Flickr user Slasher Fun SILENCE!
Well, I'm not done banishing people from restaurants yet. There are a host of egregious violations of restaurant etiquette yet to be covered. Some of these were contributed by commenters in the first article.
1. The Lecturer
I had a date recently with someone who decided to use our time together to lecture me about my food habits. She was full of crackpot theories about balance between different types of food; I'm pretty sure she used every hippie touchword from here to the premiere of Hair while criticizing every choice I made. (Did I mention this was our one and only date?)
"You know, that's full of fat. If you eat fat, you'll get fat." (Too late.)
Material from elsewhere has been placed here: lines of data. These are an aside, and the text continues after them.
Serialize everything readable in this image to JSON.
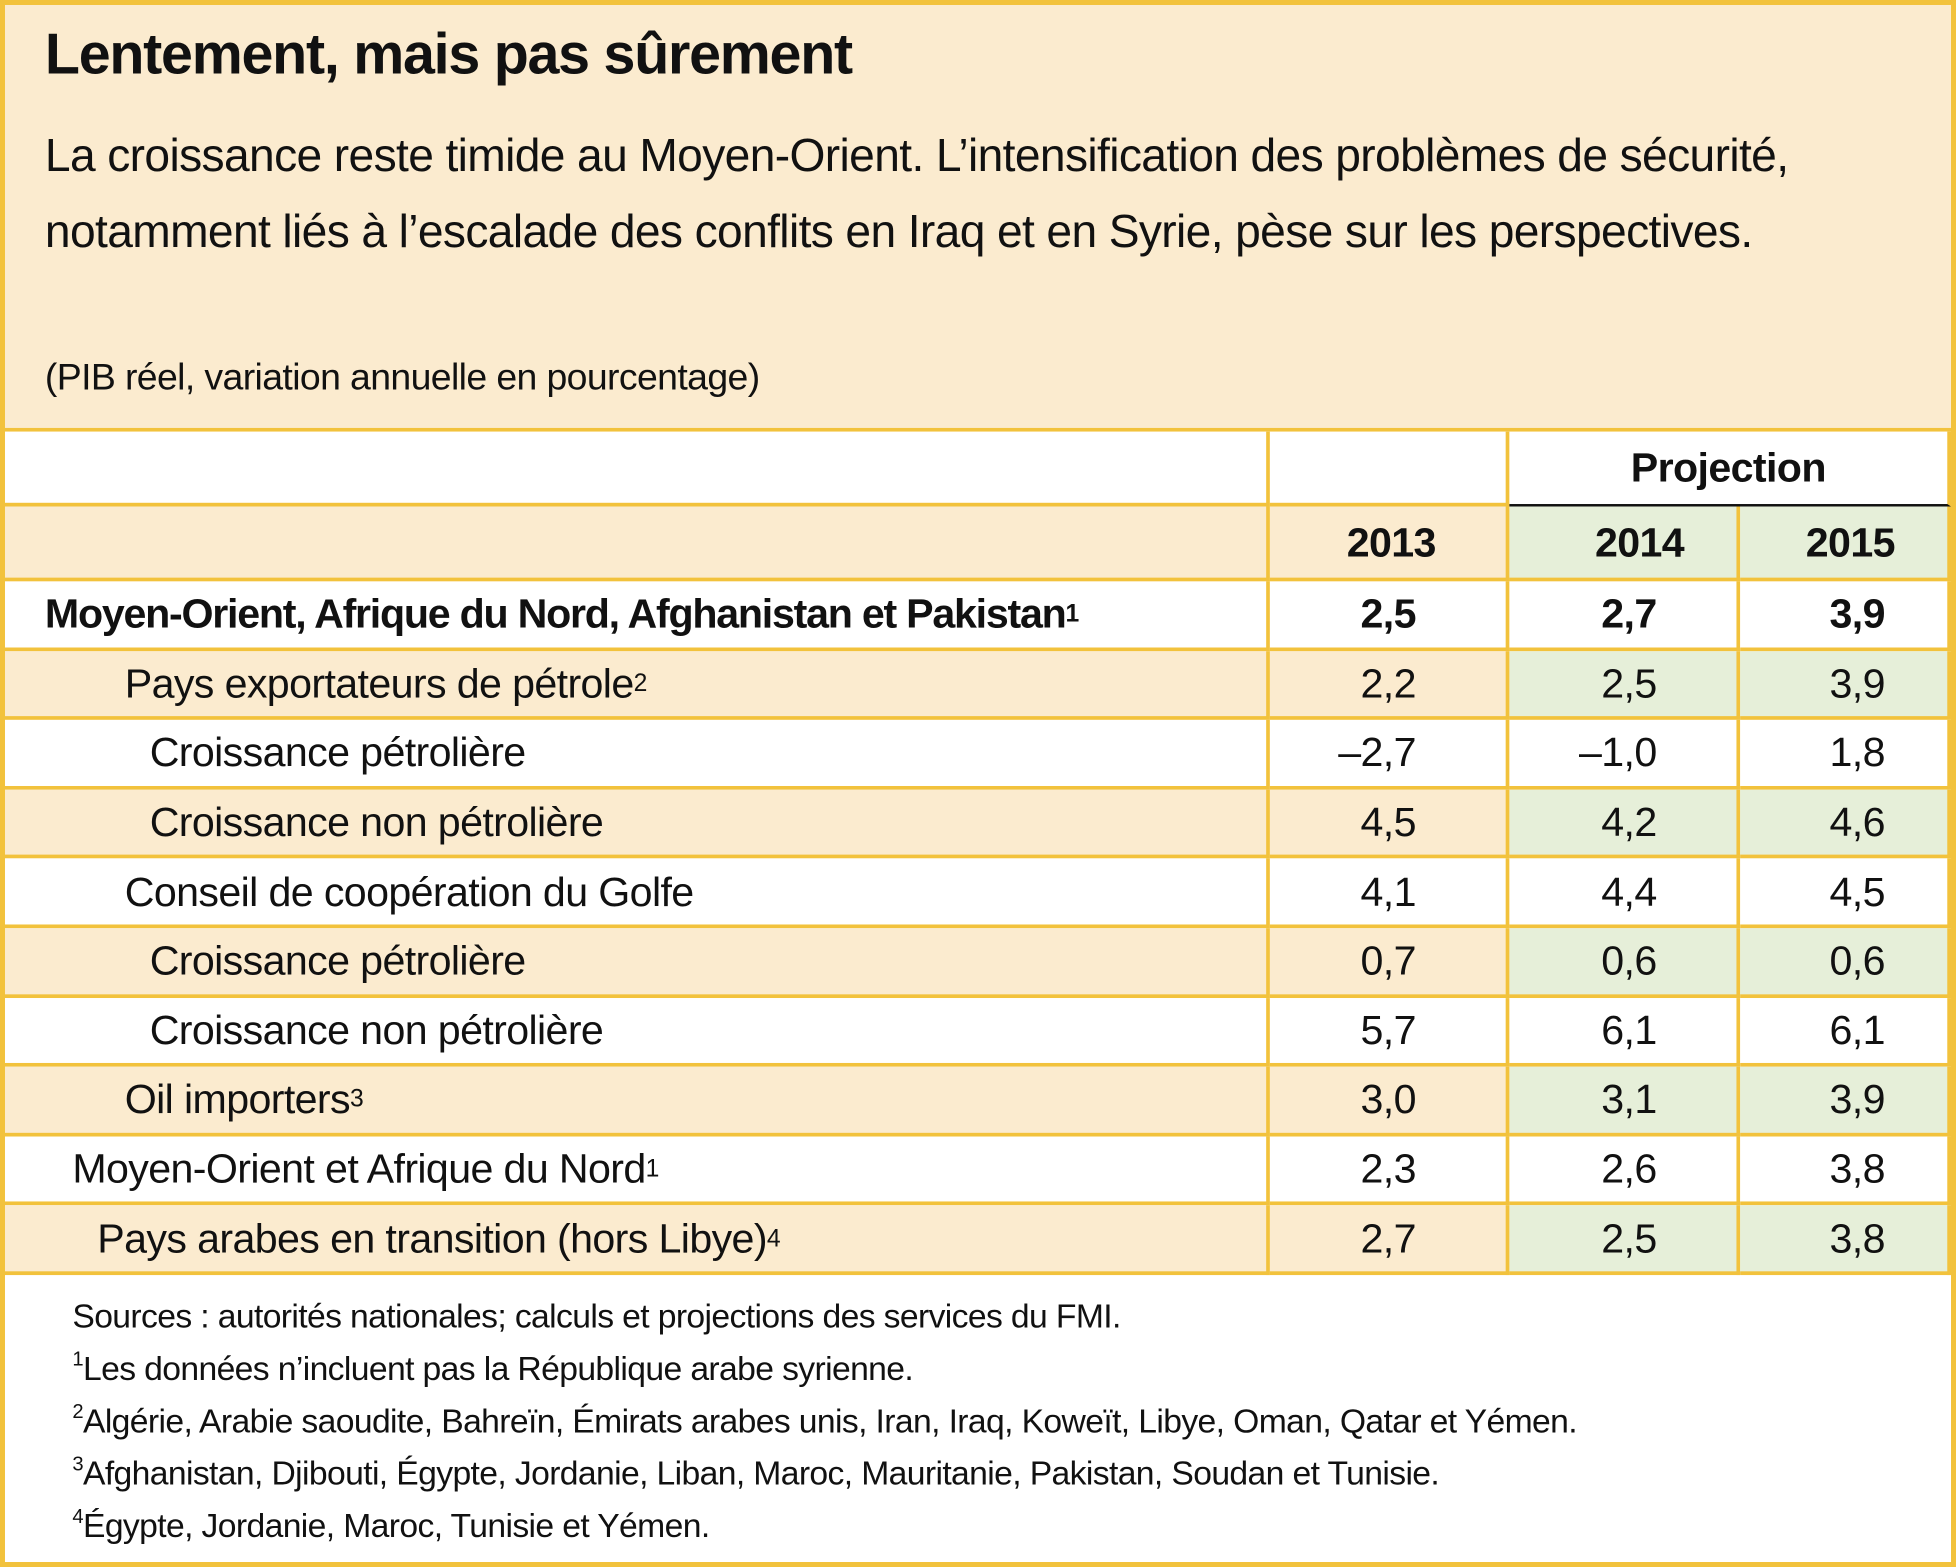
{
  "header": {
    "title": "Lentement, mais pas sûrement",
    "subtitle": "La croissance reste timide au Moyen-Orient. L’intensification des problèmes de sécurité, notamment liés à l’escalade des conflits en Iraq et en Syrie, pèse sur les perspectives.",
    "unit_note": "(PIB réel, variation annuelle en pourcentage)"
  },
  "table": {
    "group_header": "Projection",
    "columns": [
      "2013",
      "2014",
      "2015"
    ],
    "rows": [
      {
        "label": "Moyen-Orient, Afrique du Nord, Afghanistan et Pakistan",
        "note": "1",
        "values": [
          "2,5",
          "2,7",
          "3,9"
        ]
      },
      {
        "label": "Pays exportateurs de pétrole",
        "note": "2",
        "values": [
          "2,2",
          "2,5",
          "3,9"
        ]
      },
      {
        "label": "Croissance pétrolière",
        "values": [
          "–2,7",
          "–1,0",
          "1,8"
        ]
      },
      {
        "label": "Croissance non pétrolière",
        "values": [
          "4,5",
          "4,2",
          "4,6"
        ]
      },
      {
        "label": "Conseil de coopération du Golfe",
        "values": [
          "4,1",
          "4,4",
          "4,5"
        ]
      },
      {
        "label": "Croissance pétrolière",
        "values": [
          "0,7",
          "0,6",
          "0,6"
        ]
      },
      {
        "label": "Croissance non pétrolière",
        "values": [
          "5,7",
          "6,1",
          "6,1"
        ]
      },
      {
        "label": "Oil importers",
        "note": "3",
        "values": [
          "3,0",
          "3,1",
          "3,9"
        ]
      },
      {
        "label": "Moyen-Orient et Afrique du Nord",
        "note": "1",
        "values": [
          "2,3",
          "2,6",
          "3,8"
        ]
      },
      {
        "label": "Pays arabes en transition (hors Libye)",
        "note": "4",
        "values": [
          "2,7",
          "2,5",
          "3,8"
        ]
      }
    ]
  },
  "footer": {
    "source": "Sources : autorités nationales; calculs et projections des services du FMI.",
    "notes": [
      {
        "mark": "1",
        "text": "Les données n’incluent pas la République arabe syrienne."
      },
      {
        "mark": "2",
        "text": "Algérie, Arabie saoudite, Bahreïn, Émirats arabes unis, Iran, Iraq, Koweït, Libye, Oman, Qatar et Yémen."
      },
      {
        "mark": "3",
        "text": "Afghanistan, Djibouti, Égypte, Jordanie, Liban, Maroc, Mauritanie, Pakistan, Soudan et Tunisie."
      },
      {
        "mark": "4",
        "text": "Égypte, Jordanie, Maroc, Tunisie et Yémen."
      }
    ]
  }
}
"It's a bad idea to eat cruciferous vegetables in conjunction with carbohydrates. It will discolor your aura." (Yes, seriously.)
"Don't drink alcohol. Hangovers are a way of culling the herd; you run slower with a hangover." (I'll be sure to check outside my front door for slavering coyotes before I go out tomorrow morning.)
Nothing sucks all the joy out of eating in a restaurant like being frog-marched down someone's particular version of the straight and narrow.
2. The Kitchen Invader
There is one way to assure that you'll get yourself kicked out of a busy restaurant: walk into the kitchen and start talking to people.
It seems impossible that people would be this completely stupid, but some people are convinced that they can walk in to a place with boiling liquids, fire, and sharp knives and strike up a distracting conversation. Even if it's complimentary--your duck was awesome, was it confit in-house--it's distracting, rude, and potentially dangerous.
If you absolutely have to talk to the chef, ask your server to pass a message along to see if he or she has time to come out and chat. If not, it's quite possible that the kitchen is too busy, or perhaps the chef doesn't feel like validating the idea that you're someone who can call a chef out of a kitchen.
3. The Snoggers
If you're lucky, this has happened to you: you have a hot date, everything just clicks into place, you bond immediately over the pre-dinner apéritif in the bar down the street, and by the time the pasta hits the table, you've migrated 165 degrees around the table and are busy tasting each other's appetizers after they've been eaten.
This is fine, and everyone secretly cheers for the people who made a love (or, uh, lust) match, but seriously, get a room. Ask for the food to go. Wink knowingly at the server. Tip well (come on, you're on a roll here, don't wreck out on the last curve), and repair forthwith to one or the other of your pads.
Why? Because, as my Aunt Clara used to say, when your lips or tongue are stuck out past your nose, you know you're being rude.